Justification: fish is the main source of n-3 LCPUFAs. Multiple clinical trials have been performed to assess the effect of supplementation with n-3 LCPUFAs in pregnant women on gestation and the offspring. When it comes to its association with asthma prevention, research has found variable results.1,2
Validity or scientific rigour: when it came to internal validity, the clinical question was clearly defined. Random allocation was performed with a concealed sequence and a full followup was carried out. Participants and researchers were both blinded. There were some limitations, such as an adherence to treatment of less than 80% in 29% of participants, or the presence of various co-interventions, such as the administration of vitamin D. Although the results remained unchanged in the adjusted analysis, the stratified analysis showed that the effect of n-3 LCPUFAs was only observed when the control group did not receive vitamin D supplementation. Considering that vitamin D is used for asthma prevention and control,3 it cannot be ruled out that the protective effect of co-intervention (vitamin D) affected the results. The Bayesian model found factors with a stronger association with asthma development, such as maternal smoking and preterm birth, than supplementation with n-3 LCPUFAs.
The main limitation in its external validity is that the sample consisted of Caucasian women with a daily intake of fish that exceeded the consumption reported in other countries, with a high prevalence of self-reported asthma, eczema or allergic rhinitis (30%, 21% and 38%) and of high socioeconomic status.
Clinical relevance: this study supports the protective effect of n-3 LCPUFAs supplementation against the development of asthma in children, with a number needed to treat (NNT) of 14.6 and a larger effect size in pregnant women with lower baseline levels of EPA and DHA. In a randomised controlled trial (RCT) published by Olsen in 2008,1 the HR of the group that received a fish oil supplement also suggested a protective effect against allergic asthma (HR, 0.13; 95 CI, 0.03 to 0.60).
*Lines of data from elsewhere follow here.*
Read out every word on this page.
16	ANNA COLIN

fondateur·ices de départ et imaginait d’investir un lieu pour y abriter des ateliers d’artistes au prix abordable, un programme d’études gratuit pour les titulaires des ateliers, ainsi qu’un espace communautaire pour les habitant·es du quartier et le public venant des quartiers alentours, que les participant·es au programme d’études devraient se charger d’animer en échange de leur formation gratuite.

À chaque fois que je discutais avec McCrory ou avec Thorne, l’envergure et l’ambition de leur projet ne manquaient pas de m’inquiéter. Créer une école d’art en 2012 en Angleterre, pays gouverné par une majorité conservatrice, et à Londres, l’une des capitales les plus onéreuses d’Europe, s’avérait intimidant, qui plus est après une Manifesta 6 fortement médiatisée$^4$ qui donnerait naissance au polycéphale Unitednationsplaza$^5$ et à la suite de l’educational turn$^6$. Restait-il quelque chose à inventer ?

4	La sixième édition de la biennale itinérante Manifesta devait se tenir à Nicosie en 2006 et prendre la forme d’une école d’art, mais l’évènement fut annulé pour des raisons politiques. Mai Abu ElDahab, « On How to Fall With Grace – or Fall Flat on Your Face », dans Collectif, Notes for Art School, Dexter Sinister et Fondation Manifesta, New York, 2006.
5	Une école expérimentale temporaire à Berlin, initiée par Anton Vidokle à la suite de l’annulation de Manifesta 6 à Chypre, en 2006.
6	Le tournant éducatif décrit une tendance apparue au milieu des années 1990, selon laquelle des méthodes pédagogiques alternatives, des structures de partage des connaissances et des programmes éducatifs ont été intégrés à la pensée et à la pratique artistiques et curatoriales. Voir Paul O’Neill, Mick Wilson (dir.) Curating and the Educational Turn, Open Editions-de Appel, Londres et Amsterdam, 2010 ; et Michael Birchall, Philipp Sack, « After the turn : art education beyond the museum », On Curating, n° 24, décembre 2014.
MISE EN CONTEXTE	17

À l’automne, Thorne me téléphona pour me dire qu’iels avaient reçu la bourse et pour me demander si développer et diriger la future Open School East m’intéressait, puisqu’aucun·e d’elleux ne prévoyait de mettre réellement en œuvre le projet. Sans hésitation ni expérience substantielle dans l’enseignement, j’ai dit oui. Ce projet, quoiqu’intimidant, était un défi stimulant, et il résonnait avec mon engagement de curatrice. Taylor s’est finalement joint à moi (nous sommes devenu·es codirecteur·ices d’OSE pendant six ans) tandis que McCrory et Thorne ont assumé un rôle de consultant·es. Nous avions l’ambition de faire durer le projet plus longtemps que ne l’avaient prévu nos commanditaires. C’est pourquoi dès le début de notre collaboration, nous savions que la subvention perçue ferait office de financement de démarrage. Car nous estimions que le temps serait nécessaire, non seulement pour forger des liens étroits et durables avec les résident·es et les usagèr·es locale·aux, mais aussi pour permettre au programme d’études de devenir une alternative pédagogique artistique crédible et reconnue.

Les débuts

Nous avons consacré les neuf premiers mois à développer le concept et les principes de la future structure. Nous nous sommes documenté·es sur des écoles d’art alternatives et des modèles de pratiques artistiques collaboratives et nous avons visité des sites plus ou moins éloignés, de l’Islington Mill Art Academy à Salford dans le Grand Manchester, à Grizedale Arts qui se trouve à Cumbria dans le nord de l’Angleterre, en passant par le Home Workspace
When it came to fish intake, there was a significant association between low intake and asthma and atopic dermatitis (HR, 0.10; 95 CI, 0.01 to 0.87). A 2015 Cochrane review2 did not find differences in the development of asthma or wheezing in children aged more than 36 months based on supplementation with n-3 LCPUFAs or fish oil during pregnancy, breastfeeding or both (relative risk [RR], 1.10; 95 CI, 0.34 to 3.58). In terms of safety, there was no increase in maternal postpartum haemorrhage nor a higher incidence of fever or infection in children. Best et al4 reviewed observational and experimental studies with inconsistent results. In the former, low fish intake was associated with asthma development, while the rest did not find an association between low fish intake or supplementation with n-3 LCPUFAs and the development of asthma or wheezing. A RCT conducted by the same author5 that has been reviewed in this journal6 did not find differences in the risk of developing asthma or IgE-mediated wheezing in the six-year followup.
Applicability to clinical practice: the findings of this study do not suffice to recommend supplementation with n-3 LCPUFAs during pregnancy for the purpose of preventing asthma. To reach more conclusive findings, additional well-designed RCTs need to be conducted to confirm whether this protective effect does in fact exist, and assess potential differences between subgroups with a lower intake of fish.
Conflicts of interest: the authors of the commentary have no conflicts of interest to declare.